Twilight Stories
       But a crowd of people surging up around them at this moment, took off all attention from Bessie and everybody else but the little fugitive and her kind pursuer. Caryl made her way through the crowd with flushed face, her little brown hat hanging by its strings around her neck, pantingly dragging after her the little black girl.     

       "It's our Viny," she said, "and something is the matter with Aunt Sylvia! Oh, Madam Grant!"     

       "My poor child," said a sweet-faced woman, reaching out a kind arm, while the children seized hold of Caryl at every available point, between them dragging her and her charge into shelter, "don't be troubled. Drive just as fast as you can, Thomas, to No. 27, you know," she commanded hurriedly.     

       Then the first thing Caryl did was to turn upon Viny and unhook the precious brooch as a low sob came from her white lips. "If it had been lost!"     

       A soft hand stole under the little brown cloak to clasp her own; but Madam Grant said never a word. She knew what the young girl's heart was too full for speech; that the mother's brooch would speak more tenderly than ever she could, of forgiveness to the little ignorant black girl.     

       The children were all eyes at Viny and her costume, but they said never a word while she howled on steadily, only ejaculating in an occasional gust,       "O Miss Sylvy—Miss Sylvy!"     

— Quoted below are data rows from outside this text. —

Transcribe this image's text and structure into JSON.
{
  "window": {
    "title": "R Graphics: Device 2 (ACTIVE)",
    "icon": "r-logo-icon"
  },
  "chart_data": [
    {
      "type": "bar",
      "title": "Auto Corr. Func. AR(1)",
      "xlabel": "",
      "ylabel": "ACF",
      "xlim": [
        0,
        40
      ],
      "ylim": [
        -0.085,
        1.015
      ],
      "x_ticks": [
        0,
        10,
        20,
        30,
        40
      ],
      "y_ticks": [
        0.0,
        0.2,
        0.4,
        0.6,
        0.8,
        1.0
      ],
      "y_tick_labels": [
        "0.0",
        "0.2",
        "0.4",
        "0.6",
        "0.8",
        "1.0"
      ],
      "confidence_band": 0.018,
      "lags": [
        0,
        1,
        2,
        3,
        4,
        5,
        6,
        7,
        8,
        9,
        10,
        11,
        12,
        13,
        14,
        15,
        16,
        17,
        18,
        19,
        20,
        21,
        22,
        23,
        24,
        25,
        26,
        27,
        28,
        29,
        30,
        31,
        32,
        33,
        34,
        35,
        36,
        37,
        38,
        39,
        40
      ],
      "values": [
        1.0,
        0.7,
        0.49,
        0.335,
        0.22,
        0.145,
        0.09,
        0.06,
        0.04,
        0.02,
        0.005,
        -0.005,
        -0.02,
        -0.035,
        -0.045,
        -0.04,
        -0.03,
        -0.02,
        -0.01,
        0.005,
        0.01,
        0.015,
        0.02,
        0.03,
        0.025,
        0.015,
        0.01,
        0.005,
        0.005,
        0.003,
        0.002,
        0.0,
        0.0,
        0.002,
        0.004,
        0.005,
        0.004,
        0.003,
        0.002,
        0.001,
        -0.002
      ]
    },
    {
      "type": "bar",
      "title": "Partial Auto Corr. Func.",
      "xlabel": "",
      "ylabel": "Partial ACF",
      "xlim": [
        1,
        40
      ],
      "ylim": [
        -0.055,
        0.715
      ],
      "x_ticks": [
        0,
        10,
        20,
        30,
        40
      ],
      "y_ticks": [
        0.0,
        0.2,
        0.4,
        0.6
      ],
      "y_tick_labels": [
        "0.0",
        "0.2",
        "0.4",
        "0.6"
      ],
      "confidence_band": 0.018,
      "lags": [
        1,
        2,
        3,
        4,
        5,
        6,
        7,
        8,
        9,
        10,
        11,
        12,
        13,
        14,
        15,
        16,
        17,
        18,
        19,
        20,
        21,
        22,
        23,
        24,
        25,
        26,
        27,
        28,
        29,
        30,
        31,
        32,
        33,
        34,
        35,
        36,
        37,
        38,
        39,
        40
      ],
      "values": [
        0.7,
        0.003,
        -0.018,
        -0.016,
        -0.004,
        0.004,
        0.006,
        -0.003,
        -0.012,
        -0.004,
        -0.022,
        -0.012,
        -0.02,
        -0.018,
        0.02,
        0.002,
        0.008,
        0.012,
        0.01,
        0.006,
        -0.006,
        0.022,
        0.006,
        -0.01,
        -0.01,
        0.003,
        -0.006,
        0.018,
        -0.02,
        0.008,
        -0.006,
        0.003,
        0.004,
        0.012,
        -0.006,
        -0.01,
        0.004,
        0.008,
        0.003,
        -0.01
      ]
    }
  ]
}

       Caryl, white as a sheet, rushed out of the carriage and into the old lodging house the instant the horses paused by the broken gate. Maum Patty was singing in the little kitchen the refrain she never indulged in except in her most complacent moods. Flinging wide the door, Caryl panted out,       "Oh, what is it! Tell me at once!"     

       "Lawks!" exclaimed Maum Patty, startled from her peaceful enjoyment, and turning so suddenly in the old calico-covered chair that she sent her spectacles spinning into the middle of the floor. "Massy, how yer look! Tain't wurth it—don't! He hain't spile't it; I stopped him," she added exultingly.     

       "Stopped what?" echoed Caryl in bewildered distress. "Oh, do tell me! Is'nt Aunt Sylvia sick? Tell me, Maum Patty," she pleaded. And she grasped the old woman's arm in an agony of suspense.